The club's famous apple-shaped island green draws golfers from near and far.
Golf buddies Randy Fletcher, of Gig Harbor, and Rick Powell, of Bremerton, made the long trek from the Kitsap Peninsula south of Tacoma to remote central Washington earlier this summer to see the course for the first time.
When asked why, Powell said: "Just for the love of the game. You have to go see what they've got here. I would drive two hours for a course with a good reputation like this."
They are not the only outsiders making the scenic journey through the mountains to the arid central plains.
"That apple island green is a trademark," Apple Tree Head Professional Kevin Anderson said. "It attracts golfers from all over the world. Last year, we had groups of 12 to 20 players from Korea and Asia and Europe. They see the rest of the course, and they enjoy it. There are many other beautiful holes out there."
Apple Tree Golf Club: The course
The fruity theme of Apple Tree might come across as cheesy if the 6,971-yard course wasn't so darn good. Apple Tree and the neighborhood across the street blossomed from a century-old apple orchard owned by the Hull family.
Cousins John and Bill Borton, two of the original developers, had a hand in giving the routing its delicious motif back in 1992. The Bortons tweaked the final three holes of the original design to include the iconic island green at no. 17. They gave the massive 14,166-square-foot green a steady slope from back to front, so the apple and bunker stem look more prominent from the elevated tee boxes 180 yards away.
Other spots during the round reinforce the theme as well. An orchard along the front nine continues to bear fruit. Anderson said customers regularly eat apples and pears off of trees near the third hole in the fall. Even the series of ponds that makes the tee shots of the demanding par-4 ninth and the tricky par-5 18th so tough is shaped like an apple, a view only seen from an airplane or Google Earth.
The finishing hole ends the day with a risk-reward tee shot and a tough, uphill approach in the shadow of the log-cabin-style clubhouse. A huge, apple-shaped bunker filled with reddish-brown crushed lava rock was carved into the hillside below the final double green.
Overall, the two nines feel completely different. Several good par 4s stock the more scenic front side. Homes choke away some of the natural feel of the first six holes of the back nine, although there are a number of nice man-made water features. A huge waterfall spouts from a rock pile near the 14th green.
The name Apple Tree Resort can be a bit misleading. The club sold off the condos it once rented for stay-and-plays and now encourages packages with a local hotel. Still, Fletcher and Powell were left impressed by the entire experience.

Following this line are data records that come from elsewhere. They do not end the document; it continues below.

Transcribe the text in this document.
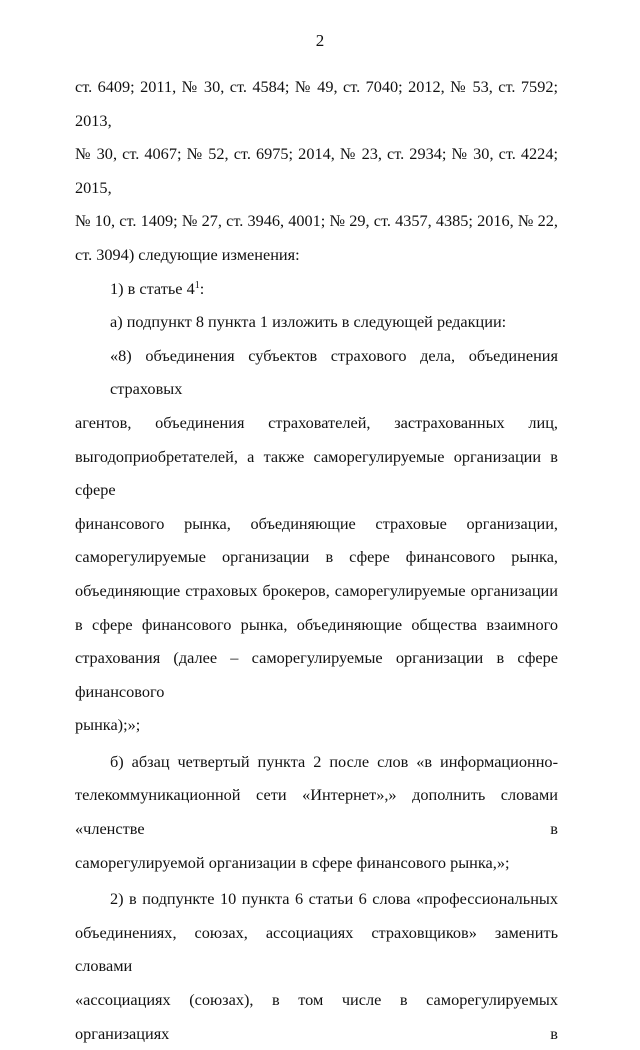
2
ст. 6409; 2011, № 30, ст. 4584; № 49, ст. 7040; 2012, № 53, ст. 7592; 2013,
№ 30, ст. 4067; № 52, ст. 6975; 2014, № 23, ст. 2934; № 30, ст. 4224; 2015,
№ 10, ст. 1409; № 27, ст. 3946, 4001; № 29, ст. 4357, 4385; 2016, № 22,
ст. 3094) следующие изменения:
1) в статье $4^1$:
а) подпункт 8 пункта 1 изложить в следующей редакции:
«8) объединения субъектов страхового дела, объединения страховых
агентов, объединения страхователей, застрахованных лиц,
выгодоприобретателей, а также саморегулируемые организации в сфере
финансового рынка, объединяющие страховые организации,
саморегулируемые организации в сфере финансового рынка,
объединяющие страховых брокеров, саморегулируемые организации
в сфере финансового рынка, объединяющие общества взаимного
страхования (далее – саморегулируемые организации в сфере финансового
рынка);»;
б) абзац четвертый пункта 2 после слов «в информационно-
телекоммуникационной сети «Интернет»,» дополнить словами «членстве в
саморегулируемой организации в сфере финансового рынка,»;
2) в подпункте 10 пункта 6 статьи 6 слова «профессиональных
объединениях, союзах, ассоциациях страховщиков» заменить словами
«ассоциациях (союзах), в том числе в саморегулируемых организациях в
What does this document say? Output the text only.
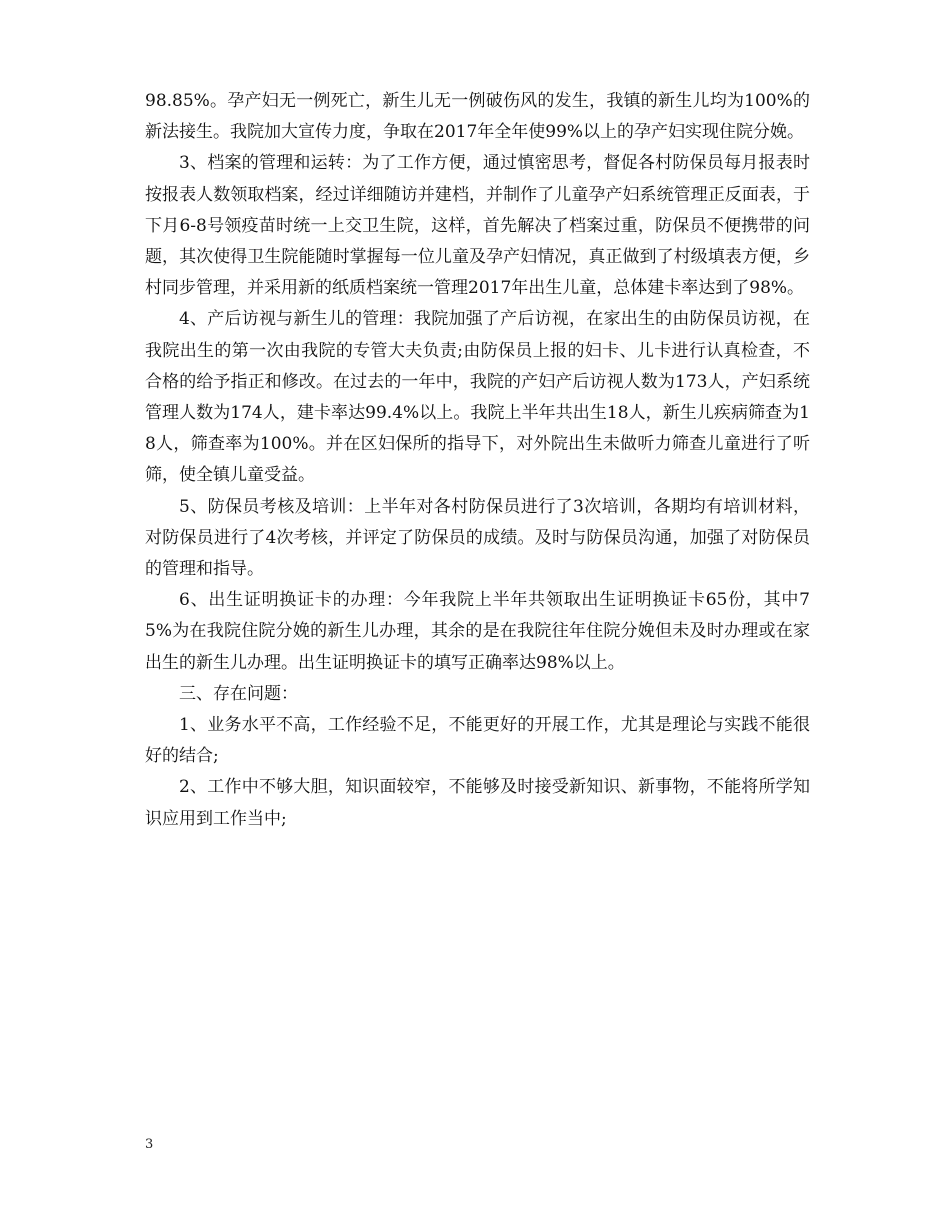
98.85%。孕产妇无一例死亡，新生儿无一例破伤风的发生，我镇的新生儿均为100%的新法接生。我院加大宣传力度，争取在2017年全年使99%以上的孕产妇实现住院分娩。

3、档案的管理和运转：为了工作方便，通过慎密思考，督促各村防保员每月报表时按报表人数领取档案，经过详细随访并建档，并制作了儿童孕产妇系统管理正反面表，于下月6-8号领疫苗时统一上交卫生院，这样，首先解决了档案过重，防保员不便携带的问题，其次使得卫生院能随时掌握每一位儿童及孕产妇情况，真正做到了村级填表方便，乡村同步管理，并采用新的纸质档案统一管理2017年出生儿童，总体建卡率达到了98%。

4、产后访视与新生儿的管理：我院加强了产后访视，在家出生的由防保员访视，在我院出生的第一次由我院的专管大夫负责;由防保员上报的妇卡、儿卡进行认真检查，不合格的给予指正和修改。在过去的一年中，我院的产妇产后访视人数为173人，产妇系统管理人数为174人，建卡率达99.4%以上。我院上半年共出生18人，新生儿疾病筛查为18人，筛查率为100%。并在区妇保所的指导下，对外院出生未做听力筛查儿童进行了听筛，使全镇儿童受益。

5、防保员考核及培训：上半年对各村防保员进行了3次培训，各期均有培训材料，对防保员进行了4次考核，并评定了防保员的成绩。及时与防保员沟通，加强了对防保员的管理和指导。

6、出生证明换证卡的办理：今年我院上半年共领取出生证明换证卡65份，其中75%为在我院住院分娩的新生儿办理，其余的是在我院往年住院分娩但未及时办理或在家出生的新生儿办理。出生证明换证卡的填写正确率达98%以上。

三、存在问题：

1、业务水平不高，工作经验不足，不能更好的开展工作，尤其是理论与实践不能很好的结合;

2、工作中不够大胆，知识面较窄，不能够及时接受新知识、新事物，不能将所学知识应用到工作当中;

3
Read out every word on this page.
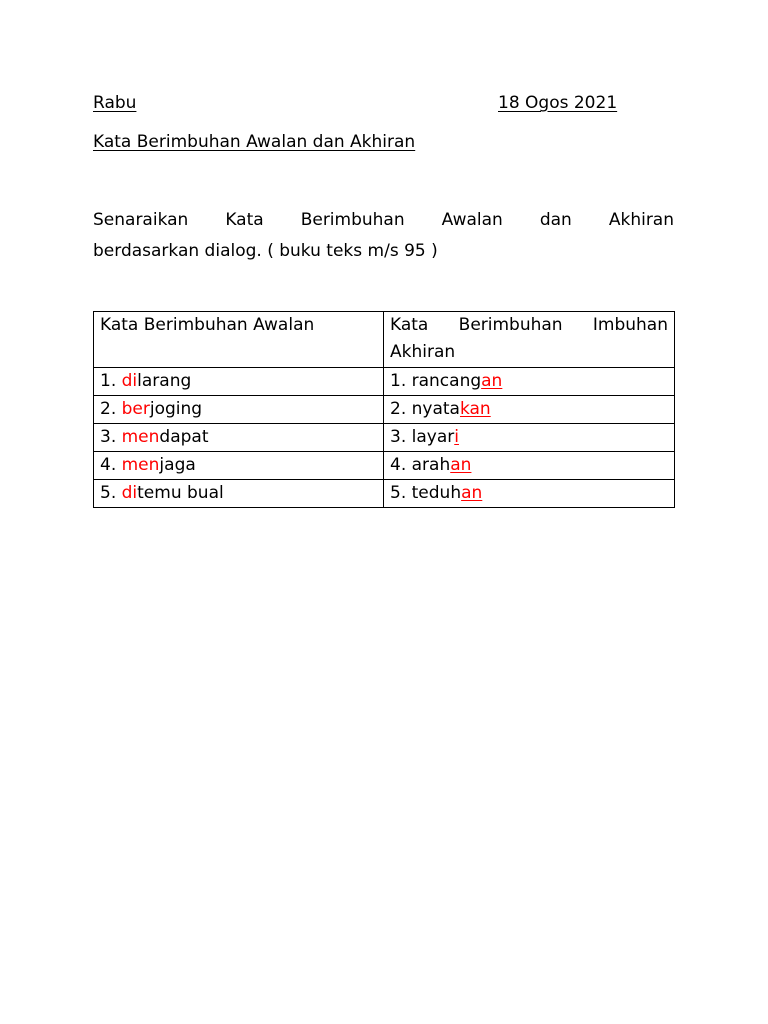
Rabu	18 Ogos 2021
Kata Berimbuhan Awalan dan Akhiran
Senaraikan Kata Berimbuhan Awalan dan Akhiran
berdasarkan dialog. ( buku teks m/s 95 )
Kata Berimbuhan Awalan	Kata Berimbuhan Imbuhan Akhiran
1. dilarang	1. rancangan
2. berjoging	2. nyatakan
3. mendapat	3. layari
4. menjaga	4. arahan
5. ditemu bual	5. teduhan
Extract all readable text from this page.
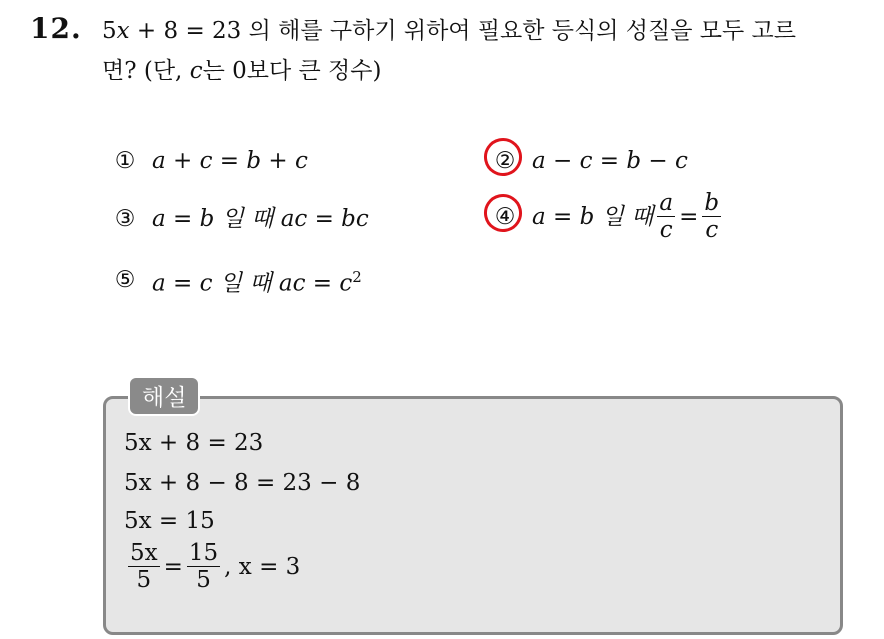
12. 5x + 8 = 23 의 해를 구하기 위하여 필요한 등식의 성질을 모두 고르
면? (단, c는 0보다 큰 정수)
① a + c = b + c	② a − c = b − c
③ a = b 일 때 ac = bc	④ a = b 일 때 $\frac{a}{c} = \frac{b}{c}$
⑤ a = c 일 때 ac = $c^2$
해설
5x + 8 = 23
5x + 8 − 8 = 23 − 8
5x = 15
$\frac{5x}{5} = \frac{15}{5}$ , x = 3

"I like it," Fletcher said of the layout. "It gives you generous driving areas. The greens are in good shape. There's a lot of right to left and left to right (holes). You can't just belt shots. You've got to do course management.”
Apple Tree Golf Club: The verdict
I'm not a big fan of golf gimmicks, but Apple Tree Golf Club pulls it off. The cool 17th hole elicits similar feelings to playing the island green on no. 17 of the PLAYERS Stadium Course at TPC Sawgrass . You're thinking about playing the hole in the back of your mind throughout the round, and there's plenty of nerves once you actually reach the tee.
It's the highlight of the day, and yet, I'm not even sure it's the best hole on the course. That honor might go to the no. 1-handicap, the par-4 fourth hole. The course could stand on its own merits without the unique 17th hole, but the apple-shaped green just takes things to another level.